N etanjahus Antrag auf Begnadigung durch Präsident Herzog ist der nächste Schritt im Kampf der israelischen Regierung gegen Rechenschaftspflicht und Rechtsstaatlichkeit. Der Antrag, der von den Ministern der Koalition als „notwendig für die öffentliche Ordnung“ unterstützt wird, wurde von US-Präsident Donald Trump bereits im Vorfeld mehrfach lautstark unterstützt.
Im Juni bezeichnete Trump das juristische Vorgehen gegen Netanjahu als „Hexenjagd“. In seiner Rede vor der Knesset im Oktober forderte er Herzog auf: „Komm schon, begnadige ihn.“ Trump wies die schweren Korruptionsvorwürfe gegen Netanjahu zurück – „Wen interessiert das schon?“ – und schickte im November sogar einen Brief an Herzog, in dem er ihn offiziell um die Begnadigung Netanjahus bat.
Der israelische Präsident hat zwar die Befugnis, Personen zu begnadigen, die eines Verbrechens angeklagt oder verurteilt wurden; doch in der Geschichte Israels gab es bislang nur wenige solcher Begnadigungen.
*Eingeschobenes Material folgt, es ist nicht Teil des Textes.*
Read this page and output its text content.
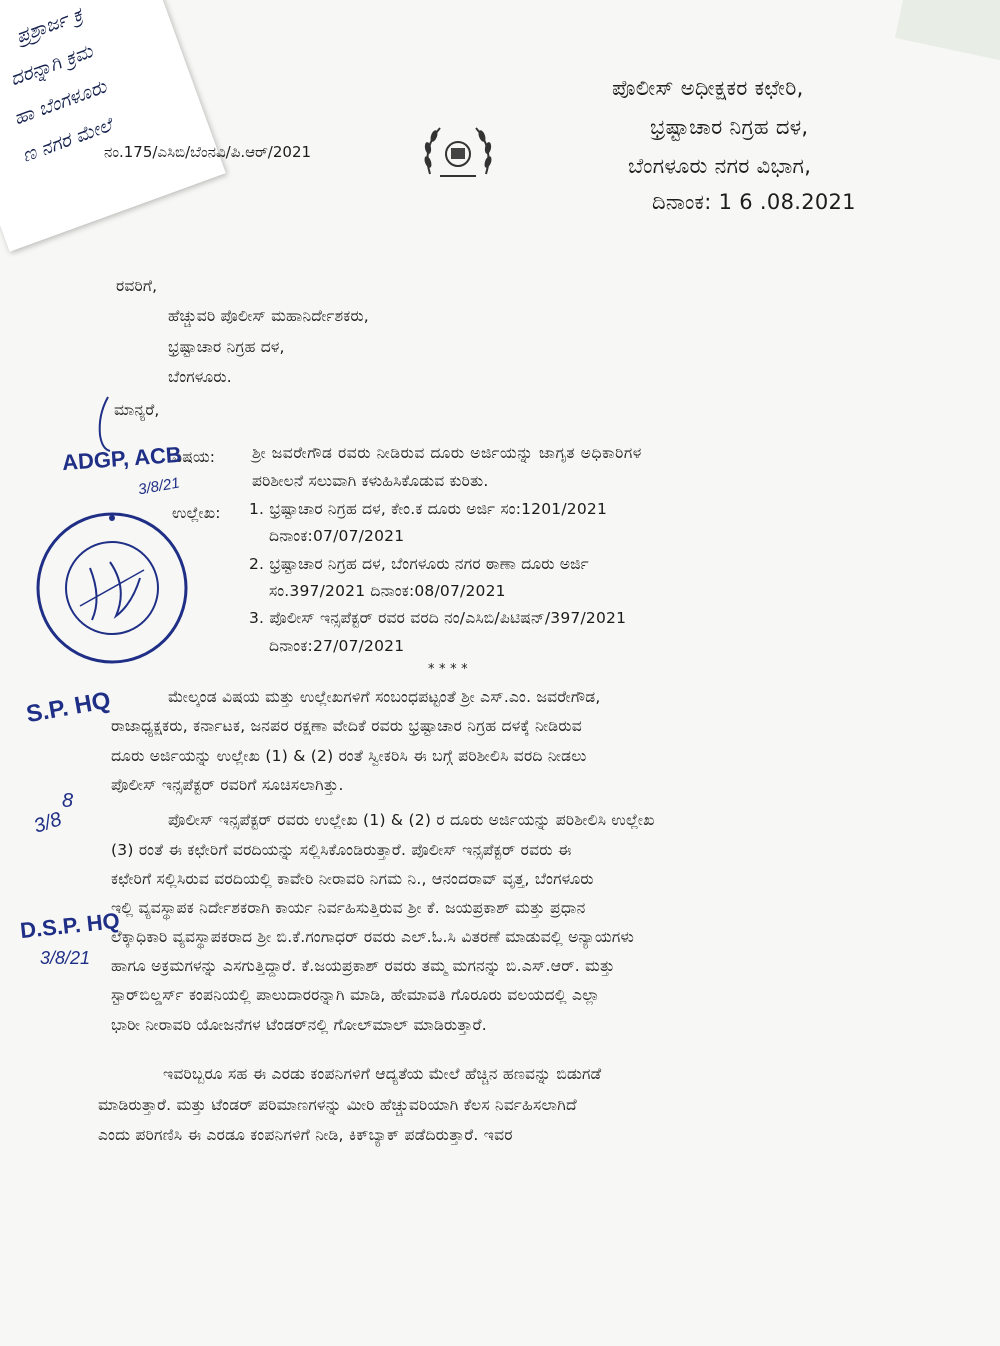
ಪ್ರಶ್ರಾರ್ಜ ಕ್ರ
ದರನ್ನಾಗಿ ಕ್ರಮ
ಹಾ ಬೆಂಗಳೂರು
ಣ ನಗರ ಮೇಲೆ
ಪೊಲೀಸ್ ಅಧೀಕ್ಷಕರ ಕಛೇರಿ,
ಭ್ರಷ್ಟಾಚಾರ ನಿಗ್ರಹ ದಳ,
ಬೆಂಗಳೂರು ನಗರ ವಿಭಾಗ,
ದಿನಾಂಕ: 1 6 .08.2021
ನಂ.175/ಎಸಿಬಿ/ಬೆಂನವಿ/ಪಿ.ಆರ್/2021
ರವರಿಗೆ,
ಹೆಚ್ಚುವರಿ ಪೊಲೀಸ್ ಮಹಾನಿರ್ದೇಶಕರು,
ಭ್ರಷ್ಟಾಚಾರ ನಿಗ್ರಹ ದಳ,
ಬೆಂಗಳೂರು.
ಮಾನ್ಯರೆ,
ವಿಷಯ: ಶ್ರೀ ಜವರೇಗೌಡ ರವರು ನೀಡಿರುವ ದೂರು ಅರ್ಜಿಯನ್ನು ಜಾಗೃತ ಅಧಿಕಾರಿಗಳ
ಪರಿಶೀಲನೆ ಸಲುವಾಗಿ ಕಳುಹಿಸಿಕೊಡುವ ಕುರಿತು.
ಉಲ್ಲೇಖ: 1. ಭ್ರಷ್ಟಾಚಾರ ನಿಗ್ರಹ ದಳ, ಕೇಂ.ಕ ದೂರು ಅರ್ಜಿ ಸಂ:1201/2021
ದಿನಾಂಕ:07/07/2021
2. ಭ್ರಷ್ಟಾಚಾರ ನಿಗ್ರಹ ದಳ, ಬೆಂಗಳೂರು ನಗರ ಠಾಣಾ ದೂರು ಅರ್ಜಿ
ಸಂ.397/2021 ದಿನಾಂಕ:08/07/2021
3. ಪೊಲೀಸ್ ಇನ್ಸಪೆಕ್ಟರ್ ರವರ ವರದಿ ನಂ/ಎಸಿಬಿ/ಪಿಟಿಷನ್/397/2021
ದಿನಾಂಕ:27/07/2021
* * * *
ಮೇಲ್ಕಂಡ ವಿಷಯ ಮತ್ತು ಉಲ್ಲೇಖಗಳಿಗೆ ಸಂಬಂಧಪಟ್ಟಂತೆ ಶ್ರೀ ಎಸ್.ಎಂ. ಜವರೇಗೌಡ,
ರಾಜಾಧ್ಯಕ್ಷಕರು, ಕರ್ನಾಟಕ, ಜನಪರ ರಕ್ಷಣಾ ವೇದಿಕೆ ರವರು ಭ್ರಷ್ಟಾಚಾರ ನಿಗ್ರಹ ದಳಕ್ಕೆ ನೀಡಿರುವ
ದೂರು ಅರ್ಜಿಯನ್ನು ಉಲ್ಲೇಖ (1) & (2) ರಂತೆ ಸ್ವೀಕರಿಸಿ ಈ ಬಗ್ಗೆ ಪರಿಶೀಲಿಸಿ ವರದಿ ನೀಡಲು
ಪೊಲೀಸ್ ಇನ್ಸಪೆಕ್ಟರ್ ರವರಿಗೆ ಸೂಚಿಸಲಾಗಿತ್ತು.
ಪೊಲೀಸ್ ಇನ್ಸಪೆಕ್ಟರ್ ರವರು ಉಲ್ಲೇಖ (1) & (2) ರ ದೂರು ಅರ್ಜಿಯನ್ನು ಪರಿಶೀಲಿಸಿ ಉಲ್ಲೇಖ
(3) ರಂತೆ ಈ ಕಛೇರಿಗೆ ವರದಿಯನ್ನು ಸಲ್ಲಿಸಿಕೊಂಡಿರುತ್ತಾರೆ. ಪೊಲೀಸ್ ಇನ್ಸಪೆಕ್ಟರ್ ರವರು ಈ
ಕಛೇರಿಗೆ ಸಲ್ಲಿಸಿರುವ ವರದಿಯಲ್ಲಿ ಕಾವೇರಿ ನೀರಾವರಿ ನಿಗಮ ನಿ., ಆನಂದರಾವ್ ವೃತ್ತ, ಬೆಂಗಳೂರು
ಇಲ್ಲಿ ವ್ಯವಸ್ಥಾಪಕ ನಿರ್ದೇಶಕರಾಗಿ ಕಾರ್ಯ ನಿರ್ವಹಿಸುತ್ತಿರುವ ಶ್ರೀ ಕೆ. ಜಯಪ್ರಕಾಶ್ ಮತ್ತು ಪ್ರಧಾನ
ಲೆಕ್ಕಾಧಿಕಾರಿ ವ್ಯವಸ್ಥಾಪಕರಾದ ಶ್ರೀ ಬಿ.ಕೆ.ಗಂಗಾಧರ್ ರವರು ಎಲ್.ಓ.ಸಿ ವಿತರಣೆ ಮಾಡುವಲ್ಲಿ ಅನ್ಯಾಯಗಳು
ಹಾಗೂ ಅಕ್ರಮಗಳನ್ನು ಎಸಗುತ್ತಿದ್ದಾರೆ. ಕೆ.ಜಯಪ್ರಕಾಶ್ ರವರು ತಮ್ಮ ಮಗನನ್ನು ಬಿ.ಎಸ್.ಆರ್. ಮತ್ತು
ಸ್ಟಾರ್‌ಬಿಲ್ಡರ್ಸ್ ಕಂಪನಿಯಲ್ಲಿ ಪಾಲುದಾರರನ್ನಾಗಿ ಮಾಡಿ, ಹೇಮಾವತಿ ಗೊರೂರು ವಲಯದಲ್ಲಿ ಎಲ್ಲಾ
ಭಾರೀ ನೀರಾವರಿ ಯೋಜನೆಗಳ ಟೆಂಡರ್‌ನಲ್ಲಿ ಗೋಲ್‌ಮಾಲ್ ಮಾಡಿರುತ್ತಾರೆ.
ಇವರಿಬ್ಬರೂ ಸಹ ಈ ಎರಡು ಕಂಪನಿಗಳಿಗೆ ಆದ್ಯತೆಯ ಮೇಲೆ ಹೆಚ್ಚಿನ ಹಣವನ್ನು ಬಿಡುಗಡೆ
ಮಾಡಿರುತ್ತಾರೆ. ಮತ್ತು ಟೆಂಡರ್ ಪರಿಮಾಣಗಳನ್ನು ಮೀರಿ ಹೆಚ್ಚುವರಿಯಾಗಿ ಕೆಲಸ ನಿರ್ವಹಿಸಲಾಗಿದೆ
ಎಂದು ಪರಿಗಣಿಸಿ ಈ ಎರಡೂ ಕಂಪನಿಗಳಿಗೆ ನೀಡಿ, ಕಿಕ್‌ಬ್ಯಾಕ್ ಪಡೆದಿರುತ್ತಾರೆ. ಇವರ
ADGP, ACB
3/8/21
S.P. HQ
8
3/8
D.S.P. HQ
3/8/21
Die vielleicht berühmteste Begnadigung war die von Schin-Bet-Beamten, die wegen Vertuschung des Mordes an zwei Palästinensern vor Gericht standen, die nach der Entführung eines Linienbusses in Tel Aviv belangt worden waren. Als Bedingung gaben die Beamten ihre Schuld zu, traten zurück und wurden anschließend von der Ausübung öffentlicher Ämter ausgeschlossen.
Es gab aber noch nie Begnadigungen wegen Korruption. Im Jahr 2008 trat der Likud-Premierminister Ehud Olmert zurück, weil er wegen Korruption angeklagt war, wofür er später eine Gefängnisstrafe verbüßte. Er war der ranghöchste ehemalige israelische Politiker, der zu einer Gefängnisstrafe verurteilt wurde, was damals als Sieg der israelischen Rechtsstaatlichkeit galt. Als das Urteil im März 2014 verkündet wurde, sagte der vorsitzende Richter David Rozen: „Ein Beamter, der Bestechungsgelder annimmt, ist einem Verräter gleichzusetzen.“ Olmerts Nachfolger wurde 2009 Netanjahu, der zehn Jahre später wegen Bestechung, Betrug und Untreue angeklagt wurde.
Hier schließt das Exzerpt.